What is a constant opportunity cost graph?
when the opportunity cost of a good remains constant as output of the good increases, which is represented as a PPC curve that is a straight line; for example, if Colin always gives up producing 2 fidget spinners every time he produces a Pokemon card, he has constant opportunity costs.
When opportunity costs are constant the PPF will be a straight line?
A straight-line PPF represents constant opportunity costs between two goods. For example, for every unit of X produced, one unit of Y is forfeited. A bowed-outward PPF represents increasing opportunity costs.
How do you know if opportunity cost is increasing?
When the PPC is a straight line, opportunity costs are the same no matter how far you move along the curve. When the PPC is concave (bowed out), opportunity costs increase as you move along the curve. When the PPC is convex (bowed in), opportunity costs are decreasing.
What is an opportunity cost example?
When economists refer to the “opportunity cost” of a resource, they mean the value of the next-highest-valued alternative use of that resource. If, for example, you spend time and money going to a movie, you cannot spend that time at home reading a book, and you can’t spend the money on something else.
What does it mean if opportunity cost is high?
Assuming your other options were less expensive, the value of what it would have cost to rent elsewhere is your opportunity cost. Sometimes the opportunity cost is high, such as if you gave up the chance to locate in a terrific corner store that was renting for just $2,000/month.
How do you calculate opportunity cost examples?
The formula is not “what I sacrifice minus what I gain.” Instead, it is necessary to look at the ratio of sacrifice to gain. Going back to our example, if you chose to spend an hour working as a bartender instead of as a mechanic, then you are actually giving up ($50 mechanic / $25 bartender) = $2 of opportunity cost.
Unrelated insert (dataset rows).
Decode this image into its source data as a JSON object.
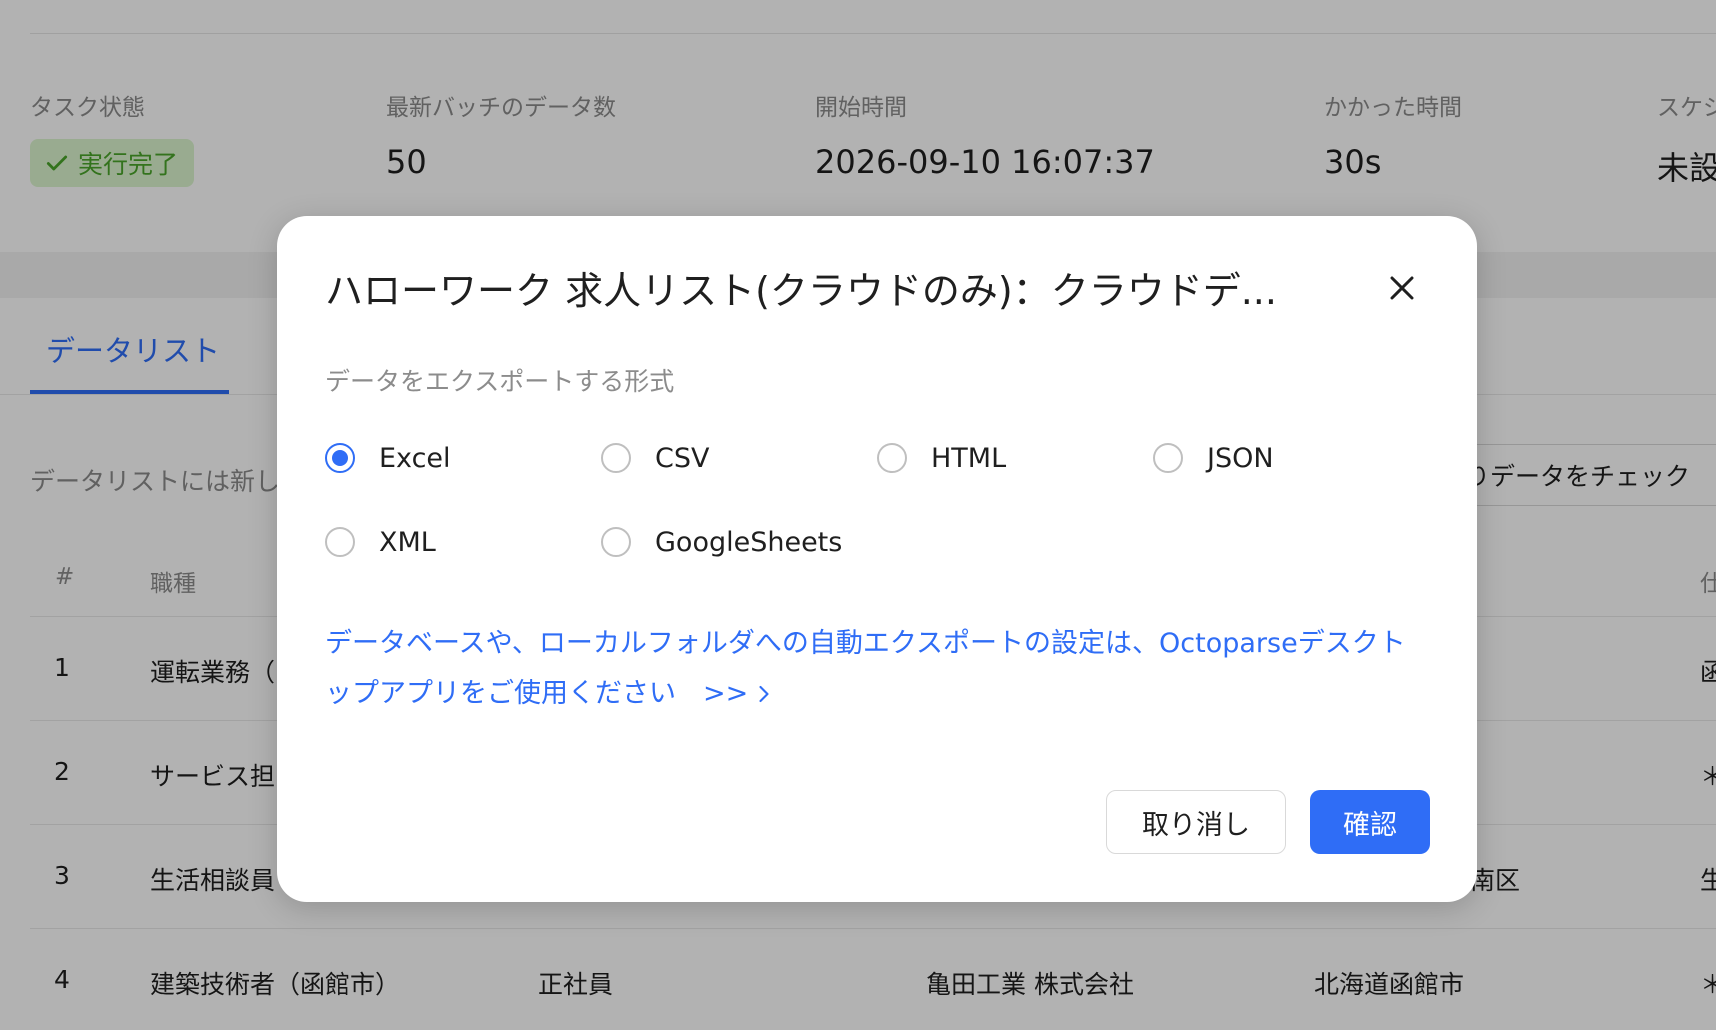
{
  "stats": {
    "task_status": {
      "label": "タスク状態",
      "value": "実行完了"
    },
    "latest_batch": {
      "label": "最新バッチのデータ数",
      "value": "50"
    },
    "start_time": {
      "label": "開始時間",
      "value": "2026-09-10 16:07:37"
    },
    "duration": {
      "label": "かかった時間",
      "value": "30s"
    },
    "schedule": {
      "label": "スケジ",
      "value": "未設"
    }
  },
  "tabs": {
    "data_list": "データリスト"
  },
  "hint_text": "データリストには新し",
  "check_button_label": "りデータをチェック",
  "table": {
    "headers": [
      "#",
      "職種",
      "仕"
    ],
    "rows": [
      {
        "num": "1",
        "job": "運転業務（",
        "extra": "",
        "right": "函"
      },
      {
        "num": "2",
        "job": "サービス担",
        "extra": "",
        "right": "＊"
      },
      {
        "num": "3",
        "job": "生活相談員",
        "extra": "南区",
        "right": "生"
      },
      {
        "num": "4",
        "job": "建築技術者（函館市）",
        "type": "正社員",
        "company": "亀田工業 株式会社",
        "place": "北海道函館市",
        "right": "＊"
      }
    ]
  },
  "modal": {
    "title": "ハローワーク 求人リスト(クラウドのみ)：クラウドデ...",
    "format_label": "データをエクスポートする形式",
    "formats": [
      {
        "label": "Excel",
        "selected": true
      },
      {
        "label": "CSV",
        "selected": false
      },
      {
        "label": "HTML",
        "selected": false
      },
      {
        "label": "JSON",
        "selected": false
      },
      {
        "label": "XML",
        "selected": false
      },
      {
        "label": "GoogleSheets",
        "selected": false
      }
    ],
    "desktop_link": "データベースや、ローカルフォルダへの自動エクスポートの設定は、Octoparseデスクトップアプリをご使用ください　>>",
    "cancel_label": "取り消し",
    "confirm_label": "確認"
  },
  "colors": {
    "accent": "#2f6df6",
    "success": "#4aa52a",
    "success_bg": "#dcf5cf"
  }
}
What’s an example of negative opportunity cost?
If you spent 50 dollars which meant that you could not gain 100 dollars, your opportunity cost is 100 dollars. If you gained 100 dollars but instead you did not lose 50 dollars, your opportunity cost is negative 50 dollars (there’s no opportunity cost for taking the 100 dollars, as the opportunity cost is negative).
Under what conditions is opportunity cost zero?
There are situations when the opportunity cost is equal to zero. They include: When there are no alternatives or where there is no choice.